Learning about a history fraught with hardship: public conference on Hansen’s disease held

In the afternoon on May 20, the participants in the fieldwork visited Nusutoenu gama, a cave in which patients of Miyako Nanseien took refuge.

May 21, 2011, Ryukyu Shimpo

Designed to foster a greater understanding of Hansen’s disease and to help eliminate prejudice and discrimination against those afflicted by it, “The 7th General and Exchange Gathering of Public Conference on Hansen’s Disease in Nago, Miyako Island,” was held at the National Sanatorium Miyako Nanseien, in Miyakojima City in the afternoon of May 20. This was the first time that this meeting has been held in Okinawa.
At the exchange gathering, held under the banner “Thinking about war and Hansen’s Disease,” former patient of Miyako Nanseien, 76-year old Sakae Uezato, talked about his experiences during the Battle of Okinawa.

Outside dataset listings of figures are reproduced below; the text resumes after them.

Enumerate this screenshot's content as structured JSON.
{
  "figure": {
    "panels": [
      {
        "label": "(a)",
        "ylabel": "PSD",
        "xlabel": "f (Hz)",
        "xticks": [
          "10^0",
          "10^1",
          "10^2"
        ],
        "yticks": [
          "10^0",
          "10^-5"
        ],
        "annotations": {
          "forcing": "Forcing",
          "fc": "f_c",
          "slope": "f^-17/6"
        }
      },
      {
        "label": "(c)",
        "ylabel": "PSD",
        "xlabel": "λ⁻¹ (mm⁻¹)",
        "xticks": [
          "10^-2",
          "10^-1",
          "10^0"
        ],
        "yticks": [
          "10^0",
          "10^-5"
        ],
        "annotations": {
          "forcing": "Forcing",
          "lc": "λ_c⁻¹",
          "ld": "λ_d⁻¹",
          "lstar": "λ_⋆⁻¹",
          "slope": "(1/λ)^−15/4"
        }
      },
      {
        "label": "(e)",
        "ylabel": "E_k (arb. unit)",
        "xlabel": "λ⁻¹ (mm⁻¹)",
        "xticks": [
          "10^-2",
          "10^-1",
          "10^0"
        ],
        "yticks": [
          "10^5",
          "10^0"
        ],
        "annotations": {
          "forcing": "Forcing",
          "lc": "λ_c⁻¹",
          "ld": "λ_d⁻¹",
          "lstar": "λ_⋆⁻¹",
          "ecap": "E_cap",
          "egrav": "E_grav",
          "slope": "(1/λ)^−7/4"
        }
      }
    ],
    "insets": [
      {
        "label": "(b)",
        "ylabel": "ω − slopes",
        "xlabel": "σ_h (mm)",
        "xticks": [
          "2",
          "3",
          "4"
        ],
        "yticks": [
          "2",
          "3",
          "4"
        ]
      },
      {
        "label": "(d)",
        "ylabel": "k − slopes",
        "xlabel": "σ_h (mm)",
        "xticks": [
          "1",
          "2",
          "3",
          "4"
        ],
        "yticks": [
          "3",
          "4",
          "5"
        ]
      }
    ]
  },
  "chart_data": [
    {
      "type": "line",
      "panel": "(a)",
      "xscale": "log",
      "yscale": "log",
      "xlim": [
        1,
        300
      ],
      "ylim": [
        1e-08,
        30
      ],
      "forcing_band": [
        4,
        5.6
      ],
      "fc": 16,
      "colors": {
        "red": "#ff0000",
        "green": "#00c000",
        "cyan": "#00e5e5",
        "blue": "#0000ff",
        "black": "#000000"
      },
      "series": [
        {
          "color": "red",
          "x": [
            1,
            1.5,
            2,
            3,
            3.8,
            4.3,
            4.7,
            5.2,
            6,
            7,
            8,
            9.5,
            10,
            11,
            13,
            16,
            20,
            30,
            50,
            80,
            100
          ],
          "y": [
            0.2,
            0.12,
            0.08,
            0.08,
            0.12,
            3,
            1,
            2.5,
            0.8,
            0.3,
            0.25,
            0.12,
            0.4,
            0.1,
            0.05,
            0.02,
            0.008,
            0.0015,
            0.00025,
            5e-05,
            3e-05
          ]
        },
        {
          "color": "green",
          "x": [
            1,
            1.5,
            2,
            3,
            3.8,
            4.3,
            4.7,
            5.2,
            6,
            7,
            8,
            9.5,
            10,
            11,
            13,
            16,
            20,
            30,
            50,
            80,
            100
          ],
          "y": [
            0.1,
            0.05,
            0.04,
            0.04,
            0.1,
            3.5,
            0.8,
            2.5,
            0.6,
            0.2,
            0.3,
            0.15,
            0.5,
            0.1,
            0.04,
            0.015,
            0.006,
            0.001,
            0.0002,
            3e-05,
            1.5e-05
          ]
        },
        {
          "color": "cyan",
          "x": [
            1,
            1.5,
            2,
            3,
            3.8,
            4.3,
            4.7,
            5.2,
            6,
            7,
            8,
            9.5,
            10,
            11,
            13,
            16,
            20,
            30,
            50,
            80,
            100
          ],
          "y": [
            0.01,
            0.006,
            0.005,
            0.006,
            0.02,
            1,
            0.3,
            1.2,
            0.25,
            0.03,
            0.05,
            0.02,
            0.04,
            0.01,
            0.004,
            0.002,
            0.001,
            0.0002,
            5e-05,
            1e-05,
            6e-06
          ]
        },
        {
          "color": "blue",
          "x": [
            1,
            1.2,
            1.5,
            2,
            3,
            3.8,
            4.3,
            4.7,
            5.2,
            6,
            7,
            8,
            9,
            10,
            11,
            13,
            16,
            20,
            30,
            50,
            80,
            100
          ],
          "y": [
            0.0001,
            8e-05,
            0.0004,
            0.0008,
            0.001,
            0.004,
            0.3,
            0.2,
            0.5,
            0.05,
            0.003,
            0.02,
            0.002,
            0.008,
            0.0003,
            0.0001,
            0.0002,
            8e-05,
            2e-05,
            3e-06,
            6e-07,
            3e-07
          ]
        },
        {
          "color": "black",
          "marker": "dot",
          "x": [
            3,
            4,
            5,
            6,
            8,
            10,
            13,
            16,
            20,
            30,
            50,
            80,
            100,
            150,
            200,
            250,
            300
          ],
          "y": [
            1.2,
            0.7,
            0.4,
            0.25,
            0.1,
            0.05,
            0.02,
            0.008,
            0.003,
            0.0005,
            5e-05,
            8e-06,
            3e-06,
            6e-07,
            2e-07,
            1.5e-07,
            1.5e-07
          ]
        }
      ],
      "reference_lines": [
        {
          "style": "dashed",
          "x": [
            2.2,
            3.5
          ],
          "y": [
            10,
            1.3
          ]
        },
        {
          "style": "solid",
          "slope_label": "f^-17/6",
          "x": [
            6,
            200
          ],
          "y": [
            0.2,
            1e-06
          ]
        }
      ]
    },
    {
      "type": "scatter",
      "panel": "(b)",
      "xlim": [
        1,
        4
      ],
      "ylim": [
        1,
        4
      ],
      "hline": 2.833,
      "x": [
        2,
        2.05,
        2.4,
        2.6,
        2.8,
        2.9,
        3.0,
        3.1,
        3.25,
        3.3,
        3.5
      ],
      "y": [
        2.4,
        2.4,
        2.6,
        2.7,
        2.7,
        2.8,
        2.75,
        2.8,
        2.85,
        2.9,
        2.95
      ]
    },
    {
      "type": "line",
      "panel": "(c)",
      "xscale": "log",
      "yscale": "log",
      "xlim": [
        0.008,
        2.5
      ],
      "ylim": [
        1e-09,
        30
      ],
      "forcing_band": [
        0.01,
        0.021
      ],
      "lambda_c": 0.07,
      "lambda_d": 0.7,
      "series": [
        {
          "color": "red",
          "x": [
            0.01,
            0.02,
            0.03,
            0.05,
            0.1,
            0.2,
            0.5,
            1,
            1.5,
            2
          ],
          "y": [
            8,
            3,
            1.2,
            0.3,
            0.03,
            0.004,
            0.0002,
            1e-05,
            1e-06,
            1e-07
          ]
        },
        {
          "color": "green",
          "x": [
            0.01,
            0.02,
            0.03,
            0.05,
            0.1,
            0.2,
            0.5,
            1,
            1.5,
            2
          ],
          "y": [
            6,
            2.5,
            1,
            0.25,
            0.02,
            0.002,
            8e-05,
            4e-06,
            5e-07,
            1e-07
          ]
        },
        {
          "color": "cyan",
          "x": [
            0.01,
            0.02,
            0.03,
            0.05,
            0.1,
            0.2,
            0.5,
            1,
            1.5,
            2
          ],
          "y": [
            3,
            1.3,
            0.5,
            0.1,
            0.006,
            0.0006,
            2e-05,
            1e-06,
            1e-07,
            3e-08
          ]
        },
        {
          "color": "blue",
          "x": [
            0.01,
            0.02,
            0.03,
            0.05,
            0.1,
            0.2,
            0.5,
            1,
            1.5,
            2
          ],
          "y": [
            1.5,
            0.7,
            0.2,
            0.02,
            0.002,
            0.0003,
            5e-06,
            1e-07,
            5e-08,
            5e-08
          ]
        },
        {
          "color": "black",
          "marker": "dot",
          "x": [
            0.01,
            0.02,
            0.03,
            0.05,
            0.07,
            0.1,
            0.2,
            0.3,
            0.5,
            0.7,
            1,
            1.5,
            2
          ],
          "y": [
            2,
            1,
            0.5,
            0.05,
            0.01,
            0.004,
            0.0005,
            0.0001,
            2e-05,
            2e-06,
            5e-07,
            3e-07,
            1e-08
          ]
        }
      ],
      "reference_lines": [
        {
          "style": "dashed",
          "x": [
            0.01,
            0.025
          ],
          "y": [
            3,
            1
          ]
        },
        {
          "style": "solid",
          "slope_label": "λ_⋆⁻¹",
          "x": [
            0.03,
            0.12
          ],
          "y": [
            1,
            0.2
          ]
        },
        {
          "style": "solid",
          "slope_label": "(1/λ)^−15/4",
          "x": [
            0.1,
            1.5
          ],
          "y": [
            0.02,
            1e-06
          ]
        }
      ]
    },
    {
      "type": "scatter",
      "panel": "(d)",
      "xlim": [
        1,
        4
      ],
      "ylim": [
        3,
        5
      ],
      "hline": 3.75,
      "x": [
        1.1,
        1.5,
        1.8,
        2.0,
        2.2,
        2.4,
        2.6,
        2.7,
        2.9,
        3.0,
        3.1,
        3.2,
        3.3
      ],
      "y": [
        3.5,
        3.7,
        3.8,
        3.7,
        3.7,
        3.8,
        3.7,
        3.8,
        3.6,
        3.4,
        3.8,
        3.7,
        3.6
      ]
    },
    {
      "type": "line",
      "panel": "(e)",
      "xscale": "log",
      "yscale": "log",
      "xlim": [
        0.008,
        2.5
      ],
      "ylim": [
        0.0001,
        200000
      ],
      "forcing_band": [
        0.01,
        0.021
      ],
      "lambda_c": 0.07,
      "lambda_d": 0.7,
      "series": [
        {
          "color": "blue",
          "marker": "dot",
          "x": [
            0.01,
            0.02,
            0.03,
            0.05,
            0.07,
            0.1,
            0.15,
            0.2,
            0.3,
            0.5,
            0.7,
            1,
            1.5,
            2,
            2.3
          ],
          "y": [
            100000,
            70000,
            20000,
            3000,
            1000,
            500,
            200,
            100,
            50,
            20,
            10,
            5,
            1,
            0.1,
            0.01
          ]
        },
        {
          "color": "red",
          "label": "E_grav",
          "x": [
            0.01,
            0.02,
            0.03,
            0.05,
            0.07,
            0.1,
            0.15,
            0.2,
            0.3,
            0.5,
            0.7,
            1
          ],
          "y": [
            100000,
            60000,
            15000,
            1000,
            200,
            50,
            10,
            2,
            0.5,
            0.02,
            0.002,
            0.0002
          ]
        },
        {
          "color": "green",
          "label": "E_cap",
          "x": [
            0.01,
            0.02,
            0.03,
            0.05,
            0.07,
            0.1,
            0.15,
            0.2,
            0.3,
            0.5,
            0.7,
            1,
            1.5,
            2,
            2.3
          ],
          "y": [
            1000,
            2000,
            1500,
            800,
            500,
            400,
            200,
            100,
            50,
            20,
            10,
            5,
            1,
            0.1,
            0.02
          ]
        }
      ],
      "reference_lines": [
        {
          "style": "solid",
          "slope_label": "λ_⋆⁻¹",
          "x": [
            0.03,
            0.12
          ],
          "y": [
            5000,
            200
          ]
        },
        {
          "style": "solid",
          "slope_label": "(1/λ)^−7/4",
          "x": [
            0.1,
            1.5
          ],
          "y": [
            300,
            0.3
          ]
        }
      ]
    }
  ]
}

Miyako Nanseien was closed around March 1945 when resident staff abandoned the facility. Forced out by the Japanese military, the patients took refuge in caves along the coastline. “Many died of malaria, dysentery and malnutrition,” said Uezato. He continued, “When I came back to the sanatorium in September, not knowing that the war was over, I found that the 15 or 16 patients who had been in the boys’ hut with me had disappeared, so I was the only one who survived.”

Uezato wants people to understand the truth about those suffering from Hansen’s disease, saying, “Those with the disease have been plagued by discrimination and prejudice caused by the Japanese government’s misguided policies. People who have recovered have been living secretive lives on the fringe of society.”

The meeting included some fieldwork in which participants visited the facilities in the sanatorium and went to the caves along the beach.
Thirty-eight year-old Fumiaki Kaku, who now works for a self-support facility for disabled people, said, “It was a valuable experience. I wanted to know how disabled people were treated during the war. I now understand how they were shunted off to quite awful situations.”

Another meeting is scheduled to be held in Nago Civic Center on May 21 followed by a local meeting in Okinawa Airakuen, a national sanatorium, on May 22.